Terkait persoalan ini, Kustini menemukan faktor ekonomi sebagai faktor penyebab perkawinan di bawah umur ini. Banyak anak bawah umur yang menikah hanya untuk meringankan beban orang tua. Selain itu, sebab lain adalah pendidikan yang rendah. “Pendidikan yang rendah dan kurangnya kesadaran hukum juga sebagai sebab terjadinya perkawinan di bawah umur,” pungkasnya.
Senada dengan Kustini, Ketua Pembina LBH APIK Asnifriyanti Damanik mengatakan dampak dari pernikahan tidak tercatat adalah perkawinan tidak diakui oleh negara. Akibatnya, anak-anak yang lahir hanya mempunyai hubungan perdata dengan ibunya.

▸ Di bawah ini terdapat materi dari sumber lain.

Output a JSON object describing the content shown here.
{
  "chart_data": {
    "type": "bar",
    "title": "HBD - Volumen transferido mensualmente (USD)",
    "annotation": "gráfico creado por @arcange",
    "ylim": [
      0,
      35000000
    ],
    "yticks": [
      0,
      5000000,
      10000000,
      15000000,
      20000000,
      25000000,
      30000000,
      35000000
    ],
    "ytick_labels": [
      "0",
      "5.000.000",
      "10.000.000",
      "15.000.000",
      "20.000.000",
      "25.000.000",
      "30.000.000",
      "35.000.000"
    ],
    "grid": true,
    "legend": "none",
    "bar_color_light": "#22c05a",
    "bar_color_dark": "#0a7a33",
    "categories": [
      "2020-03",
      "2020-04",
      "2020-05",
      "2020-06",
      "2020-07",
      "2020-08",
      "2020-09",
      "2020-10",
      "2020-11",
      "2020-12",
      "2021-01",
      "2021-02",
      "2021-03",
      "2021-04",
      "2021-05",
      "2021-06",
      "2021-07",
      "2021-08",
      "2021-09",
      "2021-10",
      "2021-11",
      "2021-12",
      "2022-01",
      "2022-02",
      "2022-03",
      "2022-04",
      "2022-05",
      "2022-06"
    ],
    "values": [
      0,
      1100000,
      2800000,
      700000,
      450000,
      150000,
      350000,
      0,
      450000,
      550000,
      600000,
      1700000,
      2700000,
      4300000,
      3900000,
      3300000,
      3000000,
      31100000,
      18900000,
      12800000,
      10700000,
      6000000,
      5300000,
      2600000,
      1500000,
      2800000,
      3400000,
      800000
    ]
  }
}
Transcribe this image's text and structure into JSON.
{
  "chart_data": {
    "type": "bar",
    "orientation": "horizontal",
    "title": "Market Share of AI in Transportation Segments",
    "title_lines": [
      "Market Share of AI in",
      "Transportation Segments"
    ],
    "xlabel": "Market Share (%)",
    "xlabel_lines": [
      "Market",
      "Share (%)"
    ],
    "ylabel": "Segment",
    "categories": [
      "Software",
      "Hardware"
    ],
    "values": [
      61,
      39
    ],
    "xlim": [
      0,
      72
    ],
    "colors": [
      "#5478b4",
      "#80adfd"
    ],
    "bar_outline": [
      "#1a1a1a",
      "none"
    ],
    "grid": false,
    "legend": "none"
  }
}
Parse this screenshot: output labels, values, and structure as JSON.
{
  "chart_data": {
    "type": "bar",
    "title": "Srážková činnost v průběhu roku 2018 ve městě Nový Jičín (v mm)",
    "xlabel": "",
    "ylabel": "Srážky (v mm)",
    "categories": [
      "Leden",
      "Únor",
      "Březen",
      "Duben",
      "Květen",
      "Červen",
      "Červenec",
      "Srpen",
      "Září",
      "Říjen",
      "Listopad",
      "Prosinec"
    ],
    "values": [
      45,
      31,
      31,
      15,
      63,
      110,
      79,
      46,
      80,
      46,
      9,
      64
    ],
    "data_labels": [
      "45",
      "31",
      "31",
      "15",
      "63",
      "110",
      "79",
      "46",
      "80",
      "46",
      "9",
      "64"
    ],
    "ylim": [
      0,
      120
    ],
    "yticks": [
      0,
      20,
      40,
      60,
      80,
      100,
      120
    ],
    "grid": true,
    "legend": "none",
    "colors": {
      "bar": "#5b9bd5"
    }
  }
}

Meskipun ada terobosan hukum dari Mahkamah Konstitusi yang mengatakan anak yang dilahirkan di luar perkawinan memiliki hubungan perdata dengan laki-laki, namun praktiknya sangat sulit. Soalnya, tidak semua laki-laki mau melakukan tes DNA. “Istri juga tidak mendapat perlindungan hukum jika menjadi korban KDRT karena perkawinannya tidak tercatat,” tukasnya.

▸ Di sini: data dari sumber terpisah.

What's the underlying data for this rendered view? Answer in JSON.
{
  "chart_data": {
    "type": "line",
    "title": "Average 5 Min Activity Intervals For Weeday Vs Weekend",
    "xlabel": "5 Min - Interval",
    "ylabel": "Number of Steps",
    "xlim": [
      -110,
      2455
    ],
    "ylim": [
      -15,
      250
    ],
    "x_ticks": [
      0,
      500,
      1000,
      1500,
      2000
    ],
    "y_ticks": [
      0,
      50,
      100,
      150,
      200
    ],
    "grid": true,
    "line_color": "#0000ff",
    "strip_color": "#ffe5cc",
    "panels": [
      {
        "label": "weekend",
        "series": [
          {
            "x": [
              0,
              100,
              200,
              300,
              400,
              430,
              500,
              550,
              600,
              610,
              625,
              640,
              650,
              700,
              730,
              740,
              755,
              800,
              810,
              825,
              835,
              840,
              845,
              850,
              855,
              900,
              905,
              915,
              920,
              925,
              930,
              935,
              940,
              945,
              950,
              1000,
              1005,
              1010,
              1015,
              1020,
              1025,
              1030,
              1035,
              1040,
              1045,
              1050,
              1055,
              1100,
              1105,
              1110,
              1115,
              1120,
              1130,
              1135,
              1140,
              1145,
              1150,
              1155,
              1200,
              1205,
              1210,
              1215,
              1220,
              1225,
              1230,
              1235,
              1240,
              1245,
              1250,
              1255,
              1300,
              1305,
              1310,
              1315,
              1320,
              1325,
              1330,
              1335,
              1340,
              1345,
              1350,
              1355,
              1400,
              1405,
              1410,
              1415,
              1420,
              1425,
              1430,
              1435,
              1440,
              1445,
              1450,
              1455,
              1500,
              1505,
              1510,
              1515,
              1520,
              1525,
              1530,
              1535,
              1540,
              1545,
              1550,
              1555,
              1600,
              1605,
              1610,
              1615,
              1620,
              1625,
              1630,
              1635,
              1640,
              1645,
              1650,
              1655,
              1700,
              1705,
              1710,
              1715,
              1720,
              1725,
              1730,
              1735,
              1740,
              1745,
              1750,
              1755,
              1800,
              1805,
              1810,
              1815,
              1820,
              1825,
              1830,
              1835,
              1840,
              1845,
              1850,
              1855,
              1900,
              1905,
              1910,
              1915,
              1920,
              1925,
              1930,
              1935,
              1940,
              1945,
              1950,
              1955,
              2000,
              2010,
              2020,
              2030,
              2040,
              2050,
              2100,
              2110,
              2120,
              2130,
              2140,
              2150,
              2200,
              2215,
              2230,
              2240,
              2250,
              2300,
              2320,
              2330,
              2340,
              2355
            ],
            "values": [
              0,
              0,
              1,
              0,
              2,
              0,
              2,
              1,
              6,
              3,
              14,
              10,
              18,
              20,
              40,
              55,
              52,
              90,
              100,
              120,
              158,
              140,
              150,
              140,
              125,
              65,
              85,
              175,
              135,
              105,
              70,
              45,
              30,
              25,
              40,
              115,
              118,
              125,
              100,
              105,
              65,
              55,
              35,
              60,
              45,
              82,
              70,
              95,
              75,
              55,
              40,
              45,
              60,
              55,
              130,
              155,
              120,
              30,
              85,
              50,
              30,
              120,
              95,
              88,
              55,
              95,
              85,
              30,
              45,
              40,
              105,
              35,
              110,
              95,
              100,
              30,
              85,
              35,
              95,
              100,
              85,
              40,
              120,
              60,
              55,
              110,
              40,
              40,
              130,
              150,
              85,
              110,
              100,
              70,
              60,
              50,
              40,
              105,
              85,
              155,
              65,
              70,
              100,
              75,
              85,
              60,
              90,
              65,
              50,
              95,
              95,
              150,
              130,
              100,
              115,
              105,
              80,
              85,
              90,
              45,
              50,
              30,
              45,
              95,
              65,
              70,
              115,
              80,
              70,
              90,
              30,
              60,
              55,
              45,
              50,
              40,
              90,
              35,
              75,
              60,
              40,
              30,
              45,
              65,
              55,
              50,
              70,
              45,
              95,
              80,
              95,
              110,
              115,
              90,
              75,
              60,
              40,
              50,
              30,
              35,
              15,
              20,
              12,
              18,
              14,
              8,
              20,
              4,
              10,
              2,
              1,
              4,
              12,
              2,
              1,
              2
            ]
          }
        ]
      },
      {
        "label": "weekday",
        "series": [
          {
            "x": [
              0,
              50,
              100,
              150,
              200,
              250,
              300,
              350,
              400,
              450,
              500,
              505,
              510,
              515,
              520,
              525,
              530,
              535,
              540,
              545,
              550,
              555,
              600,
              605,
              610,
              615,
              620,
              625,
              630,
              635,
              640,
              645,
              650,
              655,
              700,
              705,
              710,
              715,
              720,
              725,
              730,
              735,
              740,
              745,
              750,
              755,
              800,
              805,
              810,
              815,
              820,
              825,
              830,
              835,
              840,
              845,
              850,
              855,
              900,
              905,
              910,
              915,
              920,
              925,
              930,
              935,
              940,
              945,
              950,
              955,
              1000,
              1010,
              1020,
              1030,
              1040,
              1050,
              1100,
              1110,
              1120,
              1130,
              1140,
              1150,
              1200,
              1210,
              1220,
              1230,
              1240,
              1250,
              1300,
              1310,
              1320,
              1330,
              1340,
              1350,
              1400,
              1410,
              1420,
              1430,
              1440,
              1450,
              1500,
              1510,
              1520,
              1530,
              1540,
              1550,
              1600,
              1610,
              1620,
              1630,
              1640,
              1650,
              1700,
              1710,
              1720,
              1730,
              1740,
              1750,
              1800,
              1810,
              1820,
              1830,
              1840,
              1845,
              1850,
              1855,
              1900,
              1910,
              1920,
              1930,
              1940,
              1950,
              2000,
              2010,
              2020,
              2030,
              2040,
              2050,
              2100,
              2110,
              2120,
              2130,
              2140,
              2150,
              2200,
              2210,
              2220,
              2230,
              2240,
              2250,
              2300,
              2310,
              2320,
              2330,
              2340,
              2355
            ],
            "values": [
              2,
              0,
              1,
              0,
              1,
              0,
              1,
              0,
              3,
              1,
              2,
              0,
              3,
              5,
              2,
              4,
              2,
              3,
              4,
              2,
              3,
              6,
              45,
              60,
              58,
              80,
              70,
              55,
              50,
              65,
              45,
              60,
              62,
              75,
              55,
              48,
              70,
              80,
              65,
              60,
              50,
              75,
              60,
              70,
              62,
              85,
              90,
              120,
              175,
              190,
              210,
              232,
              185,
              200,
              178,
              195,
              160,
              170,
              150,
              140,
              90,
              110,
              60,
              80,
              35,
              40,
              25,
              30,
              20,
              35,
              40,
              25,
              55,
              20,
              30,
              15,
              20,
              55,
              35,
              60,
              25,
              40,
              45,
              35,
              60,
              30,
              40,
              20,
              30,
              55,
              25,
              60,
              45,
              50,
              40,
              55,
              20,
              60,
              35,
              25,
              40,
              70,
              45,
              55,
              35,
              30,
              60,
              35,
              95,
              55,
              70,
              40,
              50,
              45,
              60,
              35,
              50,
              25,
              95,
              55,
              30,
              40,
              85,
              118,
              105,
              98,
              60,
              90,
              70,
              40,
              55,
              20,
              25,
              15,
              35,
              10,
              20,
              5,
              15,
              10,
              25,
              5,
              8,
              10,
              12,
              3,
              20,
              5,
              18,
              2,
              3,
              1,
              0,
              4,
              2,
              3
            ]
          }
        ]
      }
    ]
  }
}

Adapun solusi yang dapat dilakukan guna menekan persoalan ini, Anisfriyanti menganjurkan pemerintah melakukan sosialisasi ke masyarakat. Dia juga usul agar UU No. 1 Tahun 1974 direvisi, terkait batasan minimal usia nikah. Menurutnya, usia minimal menikah tidak lagi 16 tahun bagi perempuan dan 19 tahun bagi laki-laki, tetapi merujuk kepada UU No. 23 Tahun 2002 tentang Perlindungan Anak, yaitu 18 tahun.